Practical Implications and Implementation Considerations

• Application: ClinicalGPT-R1 demonstrates potential as a tool for assisting clinicians in diagnosis, especially in complex cases requiring detailed reasoning. It could analyze patient records, suggest potential diagnoses, and outline the reasoning steps.
• Data: The quality of synthetic data heavily influences performance. Using powerful generator models (like GPT-4o variants) and robust generation/refinement pipelines is crucial. Access to diverse, anonymized real-world clinical data (EHRs, MedDX-FT) is essential for grounding the model.
• Training: Implementing the two-stage SFT+RL process requires significant computational resources. The RL phase, involving PPO and a separate verifier model, adds complexity compared to standard SFT. Hyperparameter tuning for both stages (learning rates, PPO parameters) is important.
• Deployment:
  • Resource Needs: While based on a 7B parameter model, inference might still require capable hardware, especially for generating long reasoning chains.

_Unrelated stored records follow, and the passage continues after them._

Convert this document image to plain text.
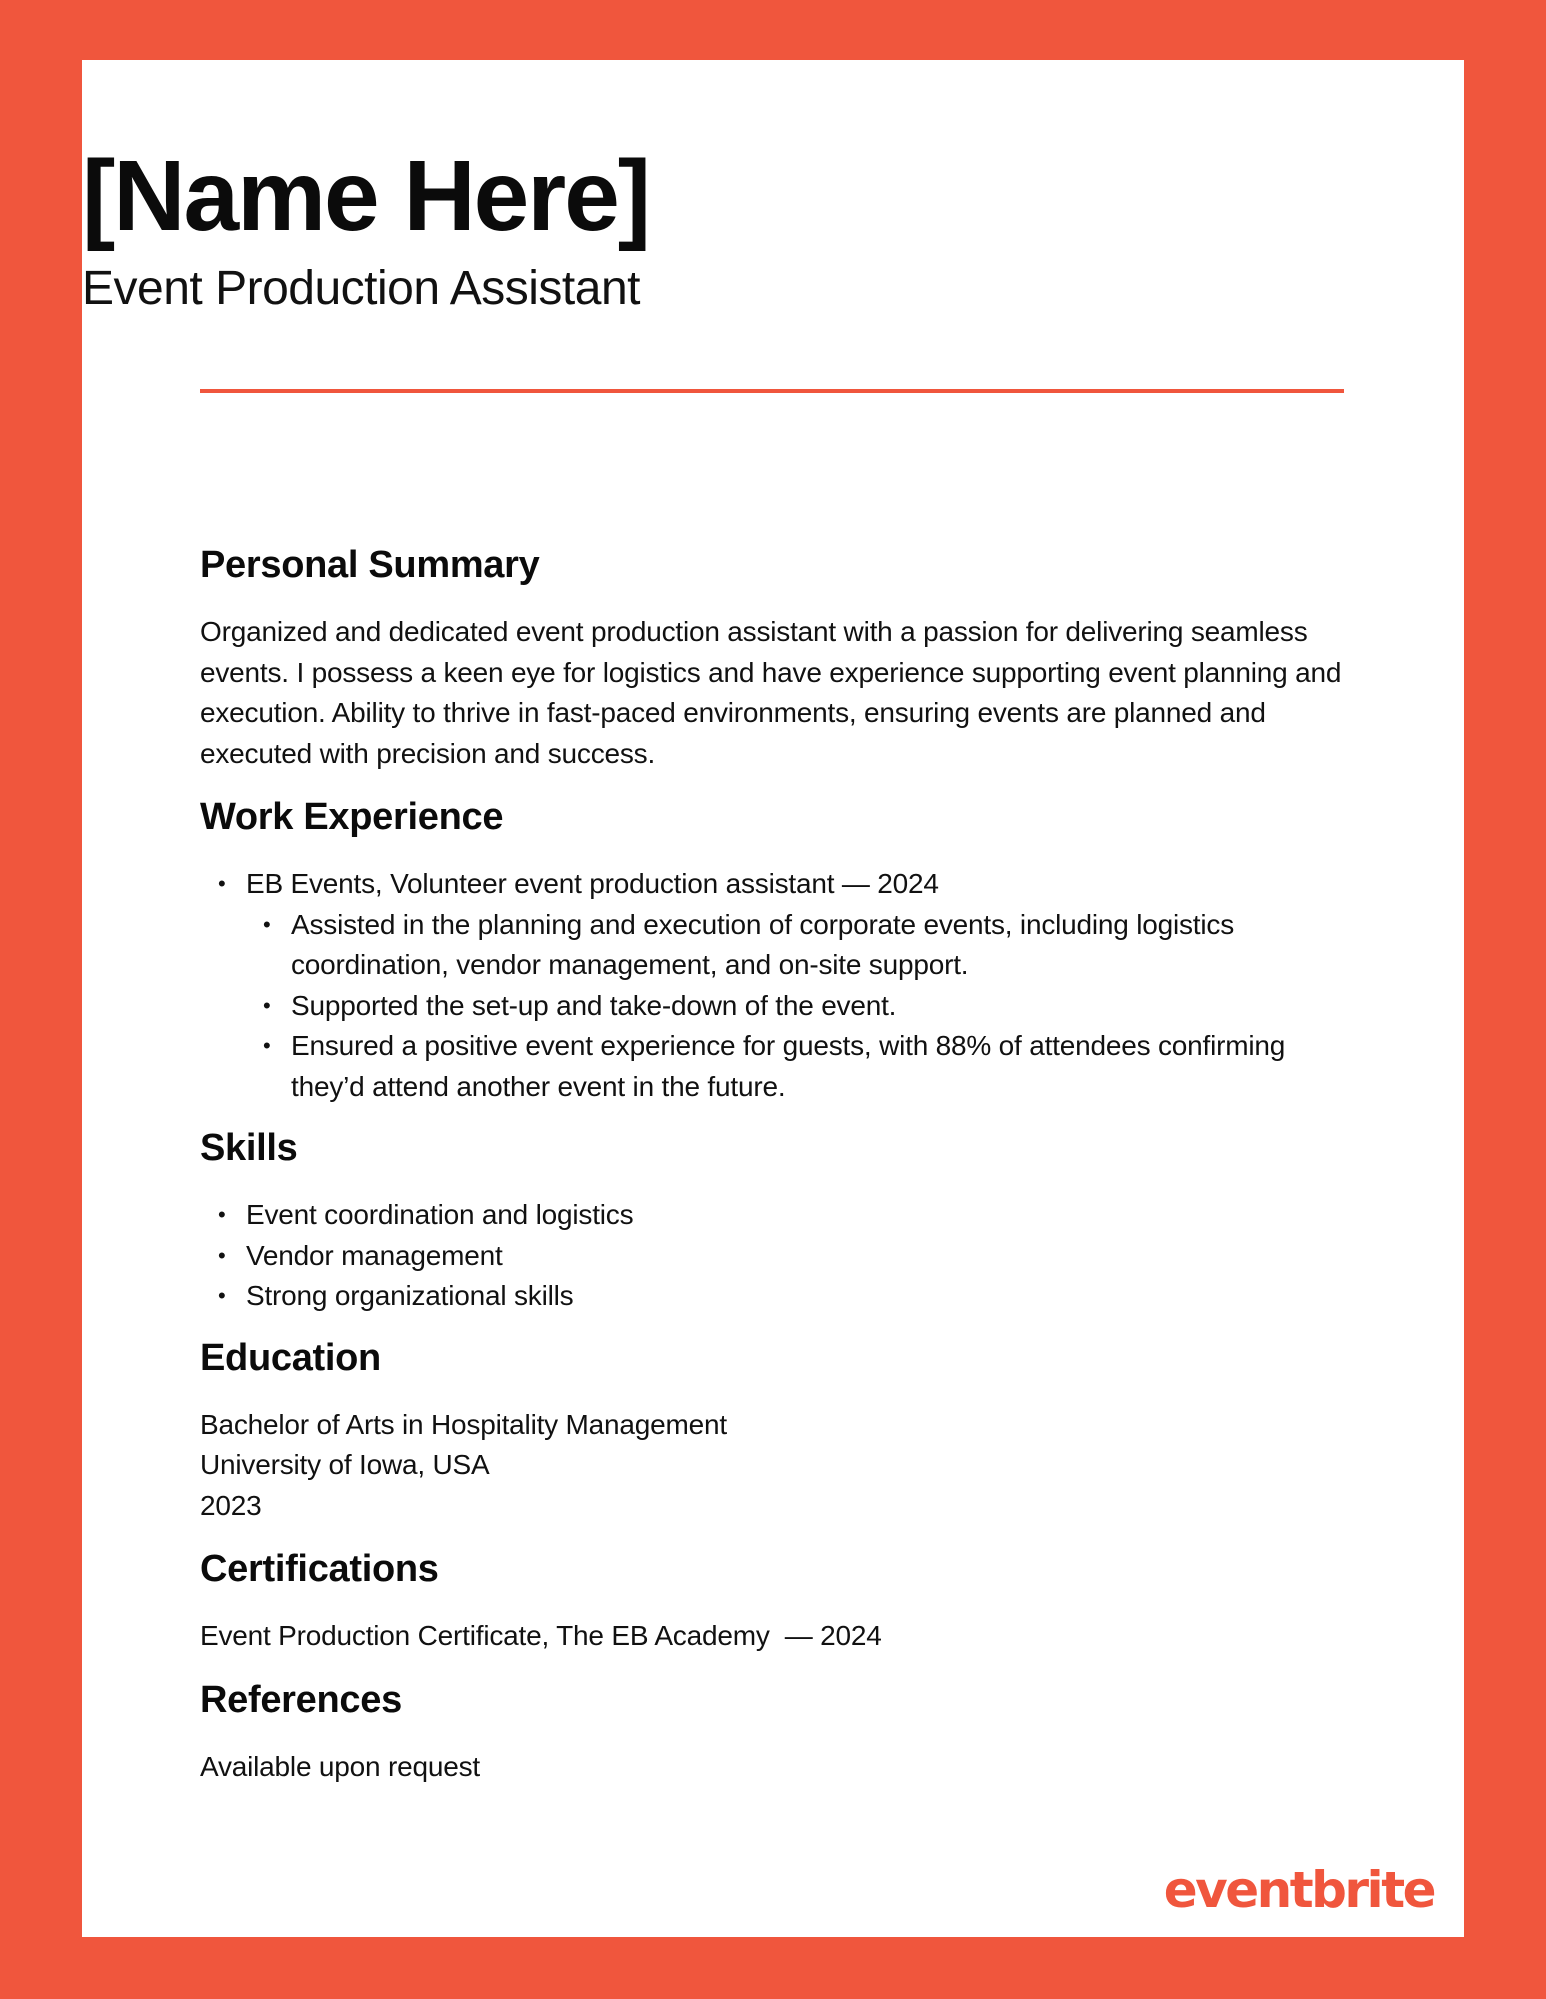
[Name Here]
Event Production Assistant
Personal Summary

Organized and dedicated event production assistant with a passion for delivering seamless events. I possess a keen eye for logistics and have experience supporting event planning and execution. Ability to thrive in fast-paced environments, ensuring events are planned and executed with precision and success.

Work Experience
• EB Events, Volunteer event production assistant — 2024
• Assisted in the planning and execution of corporate events, including logistics coordination, vendor management, and on-site support.
• Supported the set-up and take-down of the event.
• Ensured a positive event experience for guests, with 88% of attendees confirming they’d attend another event in the future.
Skills
• Event coordination and logistics
• Vendor management
• Strong organizational skills
Education

Bachelor of Arts in Hospitality Management

University of Iowa, USA

2023

Certifications

Event Production Certificate, The EB Academy  — 2024

References

Available upon request

eventbrite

  • Validation: Extensive validation by medical professionals in real-world clinical workflows is necessary before deployment. The model should be seen as an assistant, not a replacement for clinical judgment.
  • Language: Performance differences between languages suggest that language-specific tuning or data collection might be needed for optimal results in different regions.
  • Benchmarking: MedBench-Hard provides a valuable resource for evaluating diagnostic reasoning capabilities in LLMs, particularly for complex cases across multiple specialties.

In summary, ClinicalGPT-R1 showcases a practical approach combining curated real data, advanced synthetic data generation, and a two-stage SFT+RL training process to build an LLM with enhanced clinical diagnostic reasoning capabilities, validated on a new challenging benchmark.